Re: He Still Watches Porn

You wouldn't wanna skip dessert would you?

The best way someone described to me masturbating to porn in a relationship is that sex is the main course in a relationship while masturbation is the dessert, you always have room for dessert. Sex is very taxing and takes a lot of energy if he doesn't want to have sex and instead decides to watch porn, then its not because he thinks badly of you. It's because he simply doesn't have enough energy to help you and himself get off. Dont think of yourself as inefficiant, think of yourself as the main course.


I think this situation doesnt indicate anything alongside you not meeting his needs. It may be as simple as him not wanting to put much effort into sex sometimes and just meeting some of his needs on his own rather than relying on you completly in that matter and paying attention to pleasure you at the same time. Also he may explore his sexuality sometimes which is defienetly a good thing as a person needs to know how to pleasure themselfs better before asking a partner about how they like it best/ what they want to try/ are curious about or maybe experience something they would feel to ashamed to bring up around a partner. Also there is an effect which makes it so a person is more excited when seeing someone new/diffrent and him getting that excitement through porn is 100% normal. I dont think there is anything to worry about but if it makes you feel that way i would advise you to go and talk to him in private. Tell him how you found out and how it makes you feel what bothers you and ask him what he thinks about it and how does he view this activity and let him reassure you that there is nothing wrong with you and that he loves you and having sex with you as 90% that is what is gonna happen if you just tell him your thoughts.


I had never looked at it. But was abused as child. Therapist try help. PTSD cause me issues.

So I start look at art type pics of nude women. It was women who assaulted me starting at age 4. I wanted to reprogram myself. Go back to seeing nude women as beautiful; rather than as potential threats to my kids. My ex freaked out. Called it sick. We watched R rated movies together. These were art pics. Not sex.

Well whatever.

Funny thing is; I still only get excited thinking about her. I never cheated on her.
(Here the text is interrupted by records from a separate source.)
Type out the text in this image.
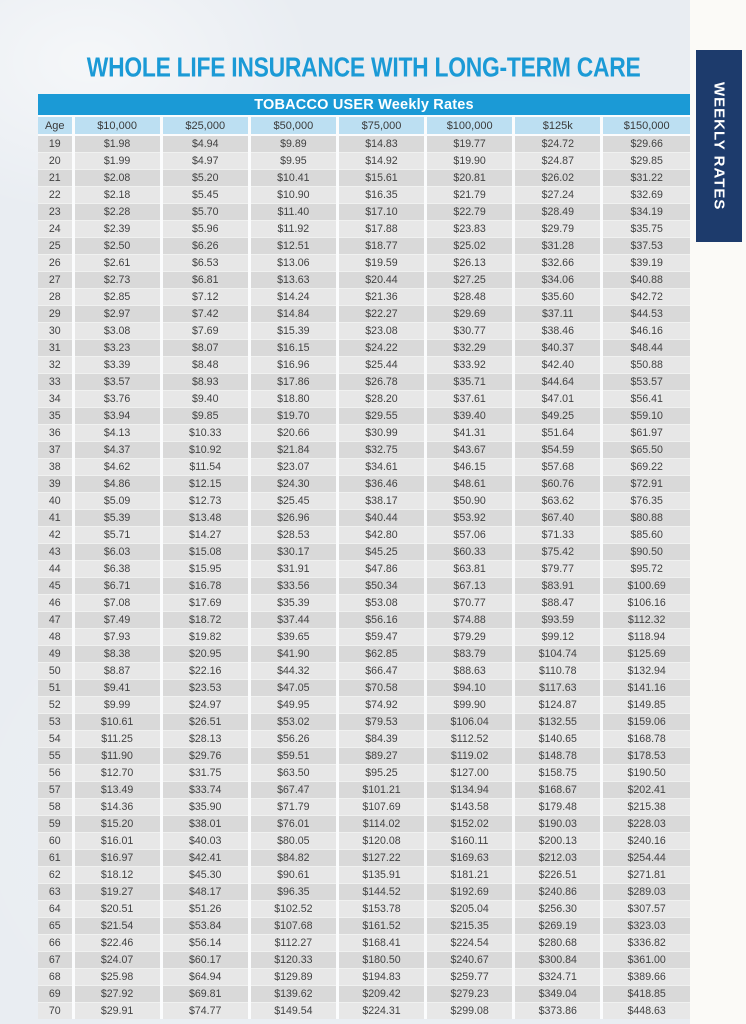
WEEKLY RATES
WHOLE LIFE INSURANCE WITH LONG-TERM CARE
TOBACCO USER Weekly Rates							
Age	$10,000	$25,000	$50,000	$75,000	$100,000	$125k	$150,000
19	$1.98	$4.94	$9.89	$14.83	$19.77	$24.72	$29.66
20	$1.99	$4.97	$9.95	$14.92	$19.90	$24.87	$29.85
21	$2.08	$5.20	$10.41	$15.61	$20.81	$26.02	$31.22
22	$2.18	$5.45	$10.90	$16.35	$21.79	$27.24	$32.69
23	$2.28	$5.70	$11.40	$17.10	$22.79	$28.49	$34.19
24	$2.39	$5.96	$11.92	$17.88	$23.83	$29.79	$35.75
25	$2.50	$6.26	$12.51	$18.77	$25.02	$31.28	$37.53
26	$2.61	$6.53	$13.06	$19.59	$26.13	$32.66	$39.19
27	$2.73	$6.81	$13.63	$20.44	$27.25	$34.06	$40.88
28	$2.85	$7.12	$14.24	$21.36	$28.48	$35.60	$42.72
29	$2.97	$7.42	$14.84	$22.27	$29.69	$37.11	$44.53
30	$3.08	$7.69	$15.39	$23.08	$30.77	$38.46	$46.16
31	$3.23	$8.07	$16.15	$24.22	$32.29	$40.37	$48.44
32	$3.39	$8.48	$16.96	$25.44	$33.92	$42.40	$50.88
33	$3.57	$8.93	$17.86	$26.78	$35.71	$44.64	$53.57
34	$3.76	$9.40	$18.80	$28.20	$37.61	$47.01	$56.41
35	$3.94	$9.85	$19.70	$29.55	$39.40	$49.25	$59.10
36	$4.13	$10.33	$20.66	$30.99	$41.31	$51.64	$61.97
37	$4.37	$10.92	$21.84	$32.75	$43.67	$54.59	$65.50
38	$4.62	$11.54	$23.07	$34.61	$46.15	$57.68	$69.22
39	$4.86	$12.15	$24.30	$36.46	$48.61	$60.76	$72.91
40	$5.09	$12.73	$25.45	$38.17	$50.90	$63.62	$76.35
41	$5.39	$13.48	$26.96	$40.44	$53.92	$67.40	$80.88
42	$5.71	$14.27	$28.53	$42.80	$57.06	$71.33	$85.60
43	$6.03	$15.08	$30.17	$45.25	$60.33	$75.42	$90.50
44	$6.38	$15.95	$31.91	$47.86	$63.81	$79.77	$95.72
45	$6.71	$16.78	$33.56	$50.34	$67.13	$83.91	$100.69
46	$7.08	$17.69	$35.39	$53.08	$70.77	$88.47	$106.16
47	$7.49	$18.72	$37.44	$56.16	$74.88	$93.59	$112.32
48	$7.93	$19.82	$39.65	$59.47	$79.29	$99.12	$118.94
49	$8.38	$20.95	$41.90	$62.85	$83.79	$104.74	$125.69
50	$8.87	$22.16	$44.32	$66.47	$88.63	$110.78	$132.94
51	$9.41	$23.53	$47.05	$70.58	$94.10	$117.63	$141.16
52	$9.99	$24.97	$49.95	$74.92	$99.90	$124.87	$149.85
53	$10.61	$26.51	$53.02	$79.53	$106.04	$132.55	$159.06
54	$11.25	$28.13	$56.26	$84.39	$112.52	$140.65	$168.78
55	$11.90	$29.76	$59.51	$89.27	$119.02	$148.78	$178.53
56	$12.70	$31.75	$63.50	$95.25	$127.00	$158.75	$190.50
57	$13.49	$33.74	$67.47	$101.21	$134.94	$168.67	$202.41
58	$14.36	$35.90	$71.79	$107.69	$143.58	$179.48	$215.38
59	$15.20	$38.01	$76.01	$114.02	$152.02	$190.03	$228.03
60	$16.01	$40.03	$80.05	$120.08	$160.11	$200.13	$240.16
61	$16.97	$42.41	$84.82	$127.22	$169.63	$212.03	$254.44
62	$18.12	$45.30	$90.61	$135.91	$181.21	$226.51	$271.81
63	$19.27	$48.17	$96.35	$144.52	$192.69	$240.86	$289.03
64	$20.51	$51.26	$102.52	$153.78	$205.04	$256.30	$307.57
65	$21.54	$53.84	$107.68	$161.52	$215.35	$269.19	$323.03
66	$22.46	$56.14	$112.27	$168.41	$224.54	$280.68	$336.82
67	$24.07	$60.17	$120.33	$180.50	$240.67	$300.84	$361.00
68	$25.98	$64.94	$129.89	$194.83	$259.77	$324.71	$389.66
69	$27.92	$69.81	$139.62	$209.42	$279.23	$349.04	$418.85
70	$29.91	$74.77	$149.54	$224.31	$299.08	$373.86	$448.63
She threw away the only man who ever loved her. Oh well. I caught a blood infection in a cheap hotel. Looks like I’ll be dead in less than a year. So I hope she’s prepared to live alone. Because I’m the only man she ever wanted around her.

That’s not why she divorced me. But it annoyed me that she brought up my therapy in divorce court. I was raped & sodomized for 14 yrs. starting at 2. I only remember from age 4. That was my private business.